Four tools for the Consensus Sales Play
As in sports, a “play” is a coordinated series of actions by members of your team to achieve a goal. In ABM, a “sales play” is a coordinated series of actions to attract and engage the stakeholders contributing to a provider or product decision. The “consensus sales play” is specifically designed to maximize the likelihood of a consensus orchestrated by a mobilizer in your favor. There is more that could be said about this beyond this article, so feel free to contact us online here.

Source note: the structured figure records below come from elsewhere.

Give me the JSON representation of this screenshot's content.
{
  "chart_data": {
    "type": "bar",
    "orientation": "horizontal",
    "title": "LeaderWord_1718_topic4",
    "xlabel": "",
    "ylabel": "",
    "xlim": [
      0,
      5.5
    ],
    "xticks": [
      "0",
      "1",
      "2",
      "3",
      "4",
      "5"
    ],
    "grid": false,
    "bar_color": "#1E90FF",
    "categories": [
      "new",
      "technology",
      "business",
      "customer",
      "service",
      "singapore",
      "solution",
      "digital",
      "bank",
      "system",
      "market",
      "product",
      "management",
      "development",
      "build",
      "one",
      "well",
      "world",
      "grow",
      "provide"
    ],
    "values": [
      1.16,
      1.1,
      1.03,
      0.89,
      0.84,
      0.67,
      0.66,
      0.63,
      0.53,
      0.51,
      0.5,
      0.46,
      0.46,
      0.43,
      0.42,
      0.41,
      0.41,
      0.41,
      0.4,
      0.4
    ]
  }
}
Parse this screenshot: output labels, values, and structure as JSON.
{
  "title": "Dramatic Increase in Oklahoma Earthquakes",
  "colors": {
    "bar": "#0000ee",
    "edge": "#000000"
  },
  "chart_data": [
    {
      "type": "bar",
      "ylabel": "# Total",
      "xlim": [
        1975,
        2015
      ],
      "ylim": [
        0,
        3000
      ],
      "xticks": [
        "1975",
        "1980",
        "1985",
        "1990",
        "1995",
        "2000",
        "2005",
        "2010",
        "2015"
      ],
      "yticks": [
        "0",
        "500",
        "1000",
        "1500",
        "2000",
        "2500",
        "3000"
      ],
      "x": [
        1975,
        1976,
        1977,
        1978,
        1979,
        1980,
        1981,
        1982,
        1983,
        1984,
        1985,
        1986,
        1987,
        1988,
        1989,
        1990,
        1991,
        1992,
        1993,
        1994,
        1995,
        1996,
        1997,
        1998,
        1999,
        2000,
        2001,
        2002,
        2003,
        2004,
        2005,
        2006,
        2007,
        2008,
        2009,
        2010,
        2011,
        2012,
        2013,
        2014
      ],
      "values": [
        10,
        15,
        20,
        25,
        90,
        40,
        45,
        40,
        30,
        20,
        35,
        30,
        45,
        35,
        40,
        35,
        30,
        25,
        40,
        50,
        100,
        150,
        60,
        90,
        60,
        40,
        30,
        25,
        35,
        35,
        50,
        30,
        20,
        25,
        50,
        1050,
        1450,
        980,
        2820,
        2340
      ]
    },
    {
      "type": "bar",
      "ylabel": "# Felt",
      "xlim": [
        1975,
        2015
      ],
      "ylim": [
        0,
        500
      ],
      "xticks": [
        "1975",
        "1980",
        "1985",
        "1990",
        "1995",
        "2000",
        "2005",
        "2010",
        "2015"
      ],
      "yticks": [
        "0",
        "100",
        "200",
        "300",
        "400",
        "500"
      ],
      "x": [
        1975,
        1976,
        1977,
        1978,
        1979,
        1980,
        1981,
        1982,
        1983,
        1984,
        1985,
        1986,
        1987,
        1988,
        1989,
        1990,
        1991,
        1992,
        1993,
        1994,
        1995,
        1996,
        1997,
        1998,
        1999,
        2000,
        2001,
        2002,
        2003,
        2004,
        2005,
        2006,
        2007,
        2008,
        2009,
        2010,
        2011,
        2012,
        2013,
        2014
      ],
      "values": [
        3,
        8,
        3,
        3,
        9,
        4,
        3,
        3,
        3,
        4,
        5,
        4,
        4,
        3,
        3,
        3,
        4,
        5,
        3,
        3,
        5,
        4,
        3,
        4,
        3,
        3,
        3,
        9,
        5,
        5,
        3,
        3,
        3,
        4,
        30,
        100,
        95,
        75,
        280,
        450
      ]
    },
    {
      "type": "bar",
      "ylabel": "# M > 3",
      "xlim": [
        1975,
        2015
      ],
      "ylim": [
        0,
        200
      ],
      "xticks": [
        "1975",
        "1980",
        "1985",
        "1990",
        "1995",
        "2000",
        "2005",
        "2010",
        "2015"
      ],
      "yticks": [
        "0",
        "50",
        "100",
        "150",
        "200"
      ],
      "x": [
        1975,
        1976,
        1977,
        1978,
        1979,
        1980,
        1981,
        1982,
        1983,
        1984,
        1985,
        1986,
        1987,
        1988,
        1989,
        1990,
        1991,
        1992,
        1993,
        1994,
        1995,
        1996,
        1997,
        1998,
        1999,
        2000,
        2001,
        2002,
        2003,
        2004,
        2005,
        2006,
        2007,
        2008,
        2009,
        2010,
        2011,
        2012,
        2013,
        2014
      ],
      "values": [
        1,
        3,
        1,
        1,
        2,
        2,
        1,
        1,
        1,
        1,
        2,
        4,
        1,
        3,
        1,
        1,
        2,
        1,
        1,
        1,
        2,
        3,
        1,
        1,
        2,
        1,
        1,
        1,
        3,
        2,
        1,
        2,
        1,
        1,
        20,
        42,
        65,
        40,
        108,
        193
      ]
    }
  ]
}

There are four tools to help teams identify, engage, and equip consensus mobilizers in a sales play. Here is a thumbnail of each:
- Decision Dissection: Start by conducting short, focused, and independent research on recent decisions to uncover the ways that causes for stalls and losses have crept into your pipeline. This step really brings home the lessons about consensus in a way that everyone can relate to. And it reveals specific ways consensus has been encouraged or thwarted in your recent opportunities.
- Prospect Personas: You increase your opportunities to build a consensus when you demonstrate that you understand and care about the particular perspective of each prospect on the team. Buyer (or better yet, prospect) personas are a good start. These personas include their role in the decision journey, including when they are active and what influences are most important for each persona. This is the basis for your product messaging to each stakeholder role.
- Account Personas: Beyond individual prospect personas, each account has a composite profile and its own choreography of the role each persona plays in the decision process. The profile is based on factors like where the company wants to see itself in the industry, how collaborative or command-oriented the company is, and the role of this decision in achieving the company’s goals. Knowing this helps you position your firm as the one they want to do business with. This is the basis for messaging about your company and knowing who to target at each decision stage.
- Consensus messaging: Only now are you ready to orchestrate a consensus by equipping your mobilizers with messages tailored to help them get other roles on board with you in those closed door meetings. In the ABM context, this equips the sales team with learning and materials to help overcome your perceived weaknesses and build consensus around your composite weighted strengths.
Together, these 4 steps will increase your win rate, and best of all, increase morale throughout your organization! Remember your ABC’s: Always Be Closing by Always Building Consensus!